I've now used the ricemaker of my own accord twice, although I still feel like it threatens my kitchen authority: It makes rice perfect, every time. It takes the rice into its hard, teflon womb and jostles playfully each grain until they are puffy, a little sticky, very fluffy, and like I said, perfect every time. Weird. Afterwards, I always want to use the phrase, "deus ex machina". The hand of god allowing a seemingly impossible event to occur, unquestioned. Like a ricemaker loving, caring for, nurturing rice as if it were organic, emotional.

Steve said...

I don't eat much rice. When I do, it is usually of the brown variety. My wife makes it. She never washes it either. I will try this recipe though. You seem so adamant about it.

How about this one:


1/4 cup head or body lice (crabs will work too)1/3 tsp raw butter
sea salt

soak lice for one entire day in warm water until they get soggy, thus shedding their exoskeletons

strain water and all excess body casings, make sure you remove all legs and antennae that have fallen off at this point

let dry, add butter.....

xysea said...

You guys are too much! lol

This is a great re-post, Seth. I adore rice - it's universally one of the ones that seems gentlest on my system and I can always rely on it.
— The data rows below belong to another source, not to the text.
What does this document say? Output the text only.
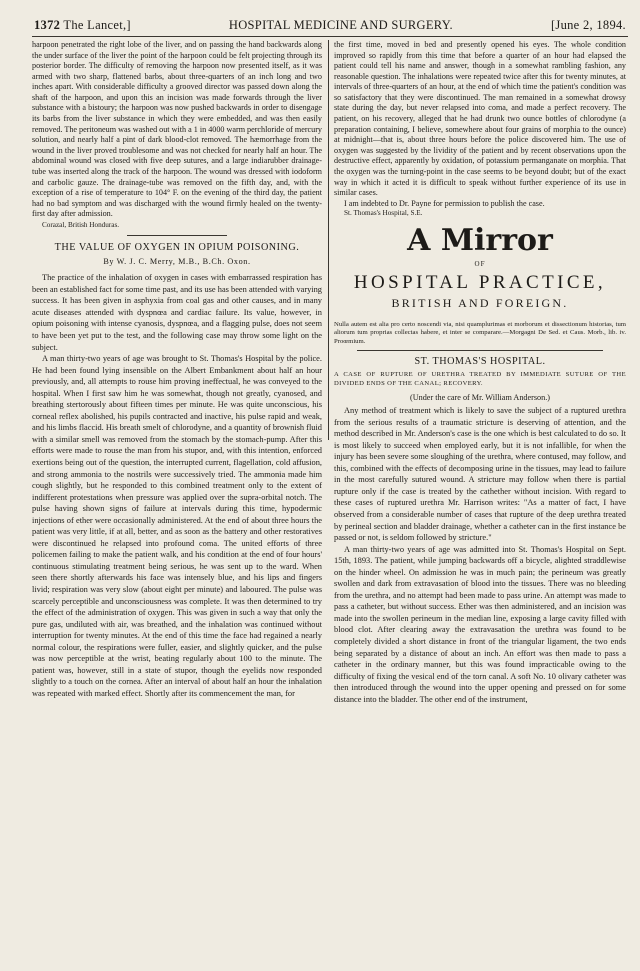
1372 The Lancet,]	HOSPITAL MEDICINE AND SURGERY.	[June 2, 1894.

harpoon penetrated the right lobe of the liver, and on passing the hand backwards along the under surface of the liver the point of the harpoon could be felt projecting through its posterior border. The difficulty of removing the harpoon now presented itself, as it was armed with two sharp, flattened barbs, about three-quarters of an inch long and two inches apart. With considerable difficulty a grooved director was passed down along the shaft of the harpoon, and upon this an incision was made forwards through the liver substance with a bistoury; the harpoon was now pushed backwards in order to disengage its barbs from the liver substance in which they were embedded, and was then easily removed. The peritoneum was washed out with a 1 in 4000 warm perchloride of mercury solution, and nearly half a pint of dark blood-clot removed. The hæmorrhage from the wound in the liver proved troublesome and was not checked for nearly half an hour. The abdominal wound was closed with five deep sutures, and a large indiarubber drainage-tube was inserted along the track of the harpoon. The wound was dressed with iodoform and carbolic gauze. The drainage-tube was removed on the fifth day, and, with the exception of a rise of temperature to 104° F. on the evening of the third day, the patient had no bad symptom and was discharged with the wound firmly healed on the twenty-first day after admission.

Corazal, British Honduras.

THE VALUE OF OXYGEN IN OPIUM POISONING.
By W. J. C. Merry, M.B., B.Ch. Oxon.

The practice of the inhalation of oxygen in cases with embarrassed respiration has been an established fact for some time past, and its use has been attended with varying success. It has been given in asphyxia from coal gas and other causes, and in many acute diseases attended with dyspnœa and cardiac failure. Its value, however, in opium poisoning with intense cyanosis, dyspnœa, and a flagging pulse, does not seem to have been yet put to the test, and the following case may throw some light on the subject.

A man thirty-two years of age was brought to St. Thomas's Hospital by the police. He had been found lying insensible on the Albert Embankment about half an hour previously, and, all attempts to rouse him proving ineffectual, he was conveyed to the hospital. When I first saw him he was somewhat, though not greatly, cyanosed, and breathing stertorously about fifteen times per minute. He was quite unconscious, his corneal reflex abolished, his pupils contracted and inactive, his pulse rapid and weak, and his limbs flaccid. His breath smelt of chlorodyne, and a quantity of brownish fluid with a similar smell was removed from the stomach by the stomach-pump. After this efforts were made to rouse the man from his stupor, and, with this intention, enforced exertions being out of the question, the interrupted current, flagellation, cold affusion, and strong ammonia to the nostrils were successively tried. The ammonia made him cough slightly, but he responded to this combined treatment only to the extent of indifferent protestations when pressure was applied over the supra-orbital notch. The pulse having shown signs of failure at intervals during this time, hypodermic injections of ether were occasionally administered. At the end of about three hours the patient was very little, if at all, better, and as soon as the battery and other restoratives were discontinued he relapsed into profound coma. The united efforts of three policemen failing to make the patient walk, and his condition at the end of four hours' continuous stimulating treatment being serious, he was sent up to the ward. When seen there shortly afterwards his face was intensely blue, and his lips and fingers livid; respiration was very slow (about eight per minute) and laboured. The pulse was scarcely perceptible and unconsciousness was complete. It was then determined to try the effect of the administration of oxygen. This was given in such a way that only the pure gas, undiluted with air, was breathed, and the inhalation was continued without interruption for twenty minutes. At the end of this time the face had regained a nearly normal colour, the respirations were fuller, easier, and slightly quicker, and the pulse was now perceptible at the wrist, beating regularly about 100 to the minute. The patient was, however, still in a state of stupor, though the eyelids now responded slightly to a touch on the cornea. After an interval of about half an hour the inhalation was repeated with marked effect. Shortly after its commencement the man, for

the first time, moved in bed and presently opened his eyes. The whole condition improved so rapidly from this time that before a quarter of an hour had elapsed the patient could tell his name and answer, though in a somewhat rambling fashion, any reasonable question. The inhalations were repeated twice after this for twenty minutes, at intervals of three-quarters of an hour, at the end of which time the patient's condition was so satisfactory that they were discontinued. The man remained in a somewhat drowsy state during the day, but never relapsed into coma, and made a perfect recovery. The patient, on his recovery, alleged that he had drunk two ounce bottles of chlorodyne (a preparation containing, I believe, somewhere about four grains of morphia to the ounce) at midnight—that is, about three hours before the police discovered him. The use of oxygen was suggested by the lividity of the patient and by recent observations upon the destructive effect, apparently by oxidation, of potassium permanganate on morphia. That the oxygen was the turning-point in the case seems to be beyond doubt; but of the exact way in which it acted it is difficult to speak without further experience of its use in similar cases.

I am indebted to Dr. Payne for permission to publish the case.

St. Thomas's Hospital, S.E.

A Mirror
OF
HOSPITAL PRACTICE,
BRITISH AND FOREIGN.

Nulla autem est alia pro certo noscendi via, nisi quamplurimas et morborum et dissectionum historias, tum aliorum tum proprias collectas habere, et inter se comparare.—Morgagni De Sed. et Caus. Morb., lib. iv. Proœmium.

ST. THOMAS'S HOSPITAL.

A CASE OF RUPTURE OF URETHRA TREATED BY IMMEDIATE SUTURE OF THE DIVIDED ENDS OF THE CANAL; RECOVERY.

(Under the care of Mr. William Anderson.)

Any method of treatment which is likely to save the subject of a ruptured urethra from the serious results of a traumatic stricture is deserving of attention, and the method described in Mr. Anderson's case is the one which is best calculated to do so. It is most likely to succeed when employed early, but it is not infallible, for when the injury has been severe some sloughing of the urethra, where contused, may follow, and this, combined with the effects of decomposing urine in the tissues, may lead to failure in the most carefully sutured wound. A stricture may follow when there is partial rupture only if the case is treated by the cathether without incision. With regard to these cases of ruptured urethra Mr. Harrison writes: "As a matter of fact, I have observed from a considerable number of cases that rupture of the deep urethra treated by perineal section and bladder drainage, whether a catheter can in the first instance be passed or not, is seldom followed by stricture."

A man thirty-two years of age was admitted into St. Thomas's Hospital on Sept. 15th, 1893. The patient, while jumping backwards off a bicycle, alighted straddlewise on the hinder wheel. On admission he was in much pain; the perineum was greatly swollen and dark from extravasation of blood into the tissues. There was no bleeding from the urethra, and no attempt had been made to pass urine. An attempt was made to pass a catheter, but without success. Ether was then administered, and an incision was made into the swollen perineum in the median line, exposing a large cavity filled with blood clot. After clearing away the extravasation the urethra was found to be completely divided a short distance in front of the triangular ligament, the two ends being separated by a distance of about an inch. An effort was then made to pass a catheter in the ordinary manner, but this was found impracticable owing to the difficulty of fixing the vesical end of the torn canal. A soft No. 10 olivary catheter was then introduced through the wound into the upper opening and pressed on for some distance into the bladder. The other end of the instrument,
I grew up with traditional rice, then expanded into the realms of basmati, jasmine, and assorted varieties. I had no idea there were so many of them!

Sometimes, if I'm only a little hungry I will make a pot of rice and just have some steamed veggies on the side. It's quick, nutritious and very tasty!


Stephanie said...

"And then we make love on the kitchen floor, the smell of the cooking rice inspiring romance, possibility, and dinner."

That's funny; we have the same response when I make chopped liver.

Seth said...

Hi Stephanie,

Chopped liver is a potent aphrodisiac. I think we can agree, though, the ultimate romantic inspiration is schmaltz.

Stephanie said...

Don't even get me started on the schmaltz, Seth.

Trisha Stewart said...

Seth , I am going to attempt this recipe. Also I don't think I'll ever stand on your kitchen floor again!!!